Ces dernières années, l’islam-politique a su profiter des faiblesses de l’Etat, de sa mauvaise gouvernance, de la corruption… pour prendre pied sur la scène politique. Et la démission de Soumeylou Boubèye Maïga ne peut que conforter ses tenants qu’ils peuvent avoir encore plus de pouvoir de décision à défaut d’occuper Koulouba (palais présidentiel) ou la Primature.
«A force de vouloir le changement on ne peut rien construire de durable car l’on redémarre à chaque fois de zéro», conseille une «amie du Mali». Comme elle le dit si bien, nous pensons qu’il est temps que les Maliens «comprennent une fois pour toute que le changement tant attendu ne pourra se faire qu’avec un objectif commun et un peuple soudé».
«La résolution des problèmes du pays a besoin de temps, de moyens mais aussi de la contribution de tous les acteurs sociopolitiques.

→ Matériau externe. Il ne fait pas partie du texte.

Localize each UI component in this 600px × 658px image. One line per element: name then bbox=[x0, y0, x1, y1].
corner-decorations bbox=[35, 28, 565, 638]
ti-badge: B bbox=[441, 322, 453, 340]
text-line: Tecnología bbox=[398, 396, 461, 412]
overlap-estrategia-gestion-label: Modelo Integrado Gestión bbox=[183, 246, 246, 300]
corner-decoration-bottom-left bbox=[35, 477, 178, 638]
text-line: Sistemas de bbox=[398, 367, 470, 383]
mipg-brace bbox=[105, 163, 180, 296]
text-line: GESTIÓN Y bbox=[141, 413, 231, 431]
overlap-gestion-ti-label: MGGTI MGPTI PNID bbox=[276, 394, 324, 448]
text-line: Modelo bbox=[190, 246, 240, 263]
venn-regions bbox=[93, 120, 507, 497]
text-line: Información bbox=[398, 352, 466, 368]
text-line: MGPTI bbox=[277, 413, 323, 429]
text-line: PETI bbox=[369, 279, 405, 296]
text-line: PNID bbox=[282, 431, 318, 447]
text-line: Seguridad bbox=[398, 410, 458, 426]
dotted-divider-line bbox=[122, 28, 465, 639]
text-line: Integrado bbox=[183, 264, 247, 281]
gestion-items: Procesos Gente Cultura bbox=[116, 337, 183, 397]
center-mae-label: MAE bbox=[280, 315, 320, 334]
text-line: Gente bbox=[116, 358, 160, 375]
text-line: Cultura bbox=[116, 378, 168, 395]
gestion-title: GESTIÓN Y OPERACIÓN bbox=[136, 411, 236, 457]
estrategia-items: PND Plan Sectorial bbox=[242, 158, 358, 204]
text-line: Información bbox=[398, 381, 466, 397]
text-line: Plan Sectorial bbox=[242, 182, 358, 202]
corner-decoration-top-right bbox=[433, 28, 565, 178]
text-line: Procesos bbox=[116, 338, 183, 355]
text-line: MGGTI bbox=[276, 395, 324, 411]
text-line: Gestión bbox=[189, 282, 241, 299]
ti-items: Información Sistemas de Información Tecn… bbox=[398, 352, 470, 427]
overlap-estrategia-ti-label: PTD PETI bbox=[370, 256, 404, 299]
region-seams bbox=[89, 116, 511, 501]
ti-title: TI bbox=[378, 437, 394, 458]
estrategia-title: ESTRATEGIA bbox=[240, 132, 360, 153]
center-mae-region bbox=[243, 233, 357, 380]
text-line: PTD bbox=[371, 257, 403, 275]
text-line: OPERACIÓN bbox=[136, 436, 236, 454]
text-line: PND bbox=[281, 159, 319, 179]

Croire qu’une seule personne ou un petit groupe de personnes viendra les résoudre en si peu de temps, c’est se convaincre à ne pas quitter la rue des protestations et des manifestations», analyse le consultant indépendant Abdourhamane Dicko.
Quant à Soumeylou Boubèye Maïga, l’homme est loin d’être fini comme l’espèrent ses détracteurs. Ceux-ci auraient tort de croire qu’ils lui ont porté un coup fatal. En vieux renard de l’arène politique nationale, SBM a compris que le vent commençait à souffler en sa défaveur et qu’il aurait du mal à se remettre d’un désaveu public comme le vote d’une motion de censure par des élus de sa propre majorité.
En leader politique lucide et réaliste, il a anticipé en démissionnant. Une démission qui ressemble beaucoup plus à un repli stratégique qu’à un aveu d’impuissance ou à un déclin politique. D’Alpha Oumar Konaré à IBK, en passant par Amadou Toumani Touré, le «Tigre de Badala» a été fréquemment en difficulté depuis l’avènement de la démocratie. Mais, il a toujours su rebondir au moment où ses adversaires croyaient l’avoir vaincu et croyaient à son déclin politique. Ne soyez donc pas surpris de revoir rebondir à nouveau au grand dame de ses détracteurs qui doivent savoir aussi qu’un Tigre dans l’obscurité est plus dangereux que quand il est au devant de la scène.
Et comme l’a su bien analysé le consultant Abdourhamane Dicko, la suite de sa démission ne devrait pas être recherchée seulement dans la personne du prochain Premier ministre. Elle résiderait plutôt dans «la nécessité de normalisation voire d’apaisement du contexte politique (consensus entre majorité et opposition sur les priorités et l’approche de leur gestion) que dans la personne du nouveau Chef du gouvernement».
Et cette nécessité impose à ce dernier qu’il en tire tous les enseignements comme «Feuille de route».